Hypocrite! The Shop Around The Corner deserved what it got!
In closing, You‘ve Got Mail is still the greatest movie all time and this Starbucks iced coffee is delicious.
I wish I could say my commute this morning involved this kind of Body Heat, but it was actually just typical human body heat from people like the girl listening to Classic Soft Rock Vol. 1 and the guy who brought his enormous metal/wood scooter on a crowded morning train.
The only thing more disgusting than feeling the radiant heat of dozens of commuters crashing on your face like the waves on a really warm post-apocalyptic beach is the thought of a Body Heat sequel being filmed right now with the same cast.
OK, I’m going to cheer myself up and listen to Rusted Root.
I intended to see the NY Neo-Futurists 30 plays in 60 minutes show (Too Much Light Makes the Baby Go Blind) last weekend, but missed the opportunity.

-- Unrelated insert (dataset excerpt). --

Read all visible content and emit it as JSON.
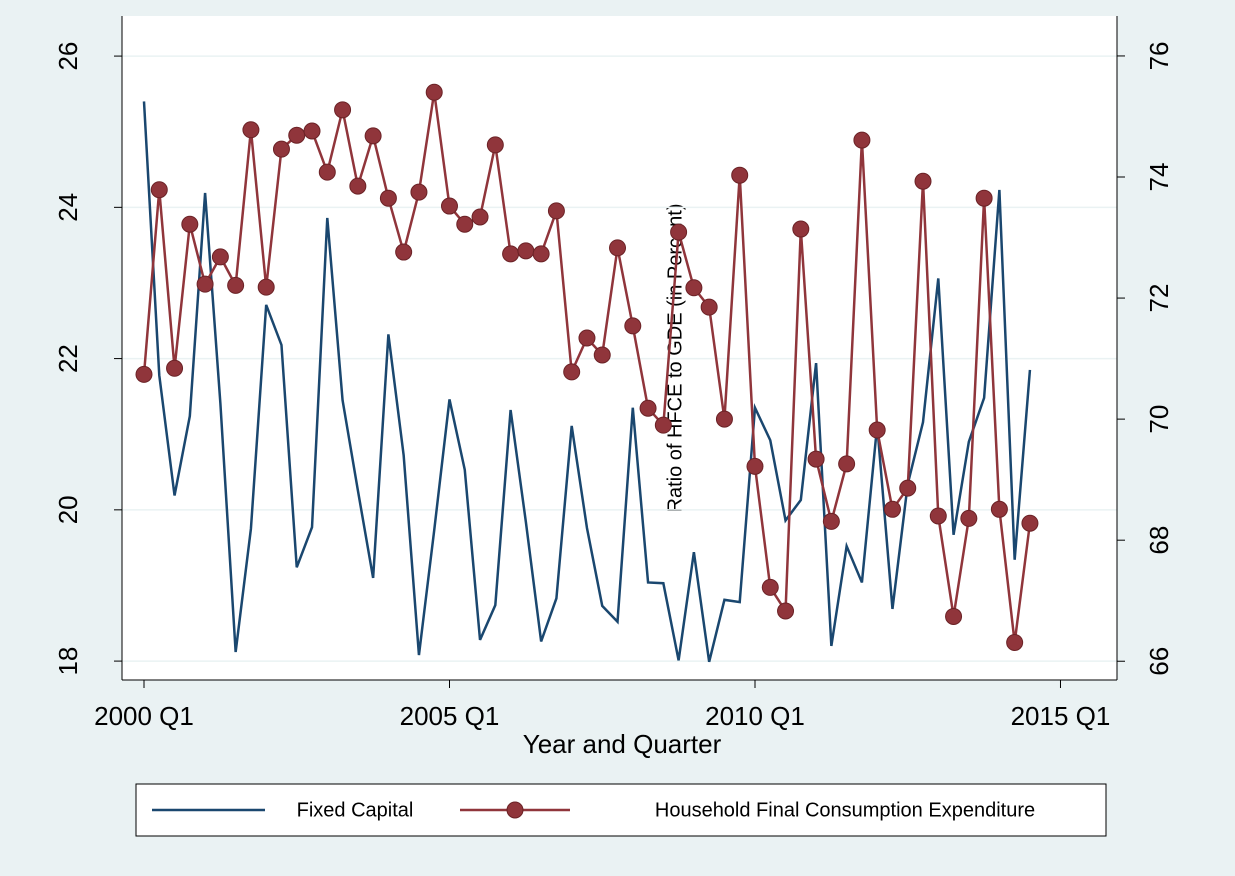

On Tuesday I ran into my Neo-Futurist friend on the train and said, “I was going to see your show on Saturday, I even tweeted about it” as a way of convincing her that I was serious, not realizing how silly it sounded to say, “I even tweeted about it” until the words had come out of my mouth.
We proceeded to have a nice discussion about the advantages of being tall or short on a crowded train and I assured her that I’d definitely attend her (always wonderful) performance this weekend. Moral of the story: don’t ever say, “I even tweeted about it” out loud to someone.